The societal impacts of promoting STEM degrees without their humanities and liberal-arts counterparts also would have far-reaching negative consequences. While, in my humble opinion, the world could do with one or two less lawyers, these kinds of subsidies would do something horrible to the reputation, and, indeed, entire purpose, of a liberal arts degree: making them second-class disciplines, subordinate to “necessary” trades.
Much of the importance of the liberal arts is to take a critical look at how technological progress affects people, and the ways that we can achieve growth while still maintaining balance in society. Facebook was treated with near-universal acclaim when it first entered the market, but its social repercussions through how it creates echo chambers and prevents valuable conversations is a corrosive underside to its technological prowess.

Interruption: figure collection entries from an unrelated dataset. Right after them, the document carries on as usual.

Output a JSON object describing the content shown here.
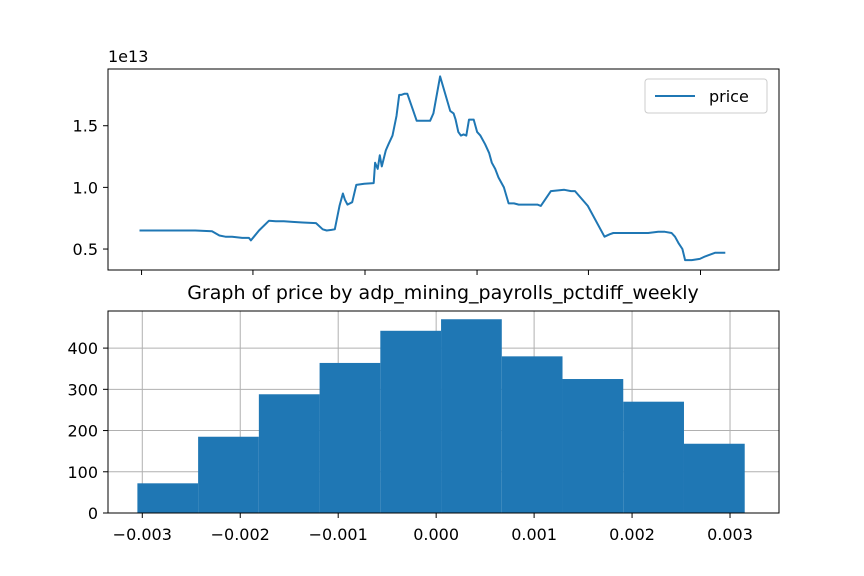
{
  "chart_data": [
    {
      "type": "line",
      "title": "",
      "xlabel": "",
      "ylabel": "",
      "offset_label": "1e13",
      "ylim": [
        0.33,
        1.96
      ],
      "yticks": [
        0.5,
        1.0,
        1.5
      ],
      "ytick_labels": [
        "0.5",
        "1.0",
        "1.5"
      ],
      "xlim": [
        0,
        1
      ],
      "xticks": [
        0.05,
        0.216,
        0.383,
        0.55,
        0.716,
        0.883
      ],
      "legend": "top-right",
      "color": "#1f77b4",
      "series": [
        {
          "name": "price",
          "x": [
            0.047,
            0.07,
            0.1,
            0.13,
            0.155,
            0.166,
            0.175,
            0.185,
            0.2,
            0.21,
            0.213,
            0.225,
            0.24,
            0.25,
            0.262,
            0.275,
            0.29,
            0.31,
            0.32,
            0.326,
            0.333,
            0.338,
            0.345,
            0.35,
            0.353,
            0.357,
            0.364,
            0.37,
            0.382,
            0.396,
            0.398,
            0.402,
            0.405,
            0.408,
            0.414,
            0.418,
            0.424,
            0.43,
            0.434,
            0.437,
            0.442,
            0.446,
            0.455,
            0.46,
            0.475,
            0.48,
            0.485,
            0.495,
            0.51,
            0.515,
            0.518,
            0.522,
            0.526,
            0.53,
            0.534,
            0.538,
            0.545,
            0.55,
            0.555,
            0.562,
            0.568,
            0.572,
            0.577,
            0.582,
            0.59,
            0.597,
            0.605,
            0.612,
            0.62,
            0.626,
            0.63,
            0.636,
            0.64,
            0.645,
            0.66,
            0.68,
            0.69,
            0.696,
            0.715,
            0.74,
            0.748,
            0.753,
            0.758,
            0.763,
            0.768,
            0.774,
            0.805,
            0.82,
            0.83,
            0.84,
            0.845,
            0.85,
            0.856,
            0.86,
            0.87,
            0.882,
            0.89,
            0.895,
            0.905,
            0.92
          ],
          "values": [
            0.65,
            0.65,
            0.65,
            0.65,
            0.645,
            0.61,
            0.6,
            0.6,
            0.59,
            0.59,
            0.57,
            0.65,
            0.73,
            0.725,
            0.725,
            0.72,
            0.715,
            0.71,
            0.66,
            0.65,
            0.655,
            0.66,
            0.85,
            0.95,
            0.9,
            0.86,
            0.88,
            1.02,
            1.03,
            1.035,
            1.2,
            1.15,
            1.26,
            1.17,
            1.3,
            1.35,
            1.42,
            1.58,
            1.75,
            1.75,
            1.76,
            1.76,
            1.62,
            1.54,
            1.54,
            1.54,
            1.6,
            1.9,
            1.62,
            1.6,
            1.55,
            1.45,
            1.42,
            1.43,
            1.42,
            1.55,
            1.55,
            1.45,
            1.42,
            1.35,
            1.28,
            1.2,
            1.15,
            1.08,
            1.0,
            0.87,
            0.87,
            0.86,
            0.86,
            0.86,
            0.86,
            0.86,
            0.86,
            0.85,
            0.97,
            0.98,
            0.97,
            0.97,
            0.85,
            0.6,
            0.62,
            0.63,
            0.63,
            0.63,
            0.63,
            0.63,
            0.63,
            0.64,
            0.64,
            0.63,
            0.6,
            0.55,
            0.5,
            0.41,
            0.41,
            0.42,
            0.44,
            0.45,
            0.47,
            0.47
          ]
        }
      ]
    },
    {
      "type": "bar",
      "title": "Graph of price by adp_mining_payrolls_pctdiff_weekly",
      "xlabel": "",
      "ylabel": "",
      "grid": true,
      "color": "#1f77b4",
      "xlim": [
        -0.00335,
        0.0035
      ],
      "ylim": [
        0,
        490
      ],
      "xticks": [
        -0.003,
        -0.002,
        -0.001,
        0.0,
        0.001,
        0.002,
        0.003
      ],
      "xtick_labels": [
        "−0.003",
        "−0.002",
        "−0.001",
        "0.000",
        "0.001",
        "0.002",
        "0.003"
      ],
      "yticks": [
        0,
        100,
        200,
        300,
        400
      ],
      "ytick_labels": [
        "0",
        "100",
        "200",
        "300",
        "400"
      ],
      "bin_edges": [
        -0.00305,
        -0.00243,
        -0.00181,
        -0.00119,
        -0.00057,
        5e-05,
        0.00067,
        0.00129,
        0.00191,
        0.00253,
        0.00315
      ],
      "values": [
        72,
        185,
        288,
        364,
        442,
        470,
        380,
        325,
        270,
        168
      ]
    }
  ]
}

If we devalue the critical importance of the humanities in addressing the sins of progress, we doom ourselves to have all that positive progress stripped away—none of the potential good of technological growth realized, all the potential bad released.
By subsidizing STEM and charging higher rates for humanities disciplines, we as a society say “We don’t need you anymore” to the humanities. The social and cultural backlash from a move like that would be profound, painful, and disastrous.
Engineering and STEM are incredible disciplines. But individuals need to have opportunities to find their own paths, and society needs to understand that progress has costs. This is why we need the humanities. This is why we can’t have subsidies for STEM education. Keeping the humanities relevant is selecting the best parts of progress, making society better with them.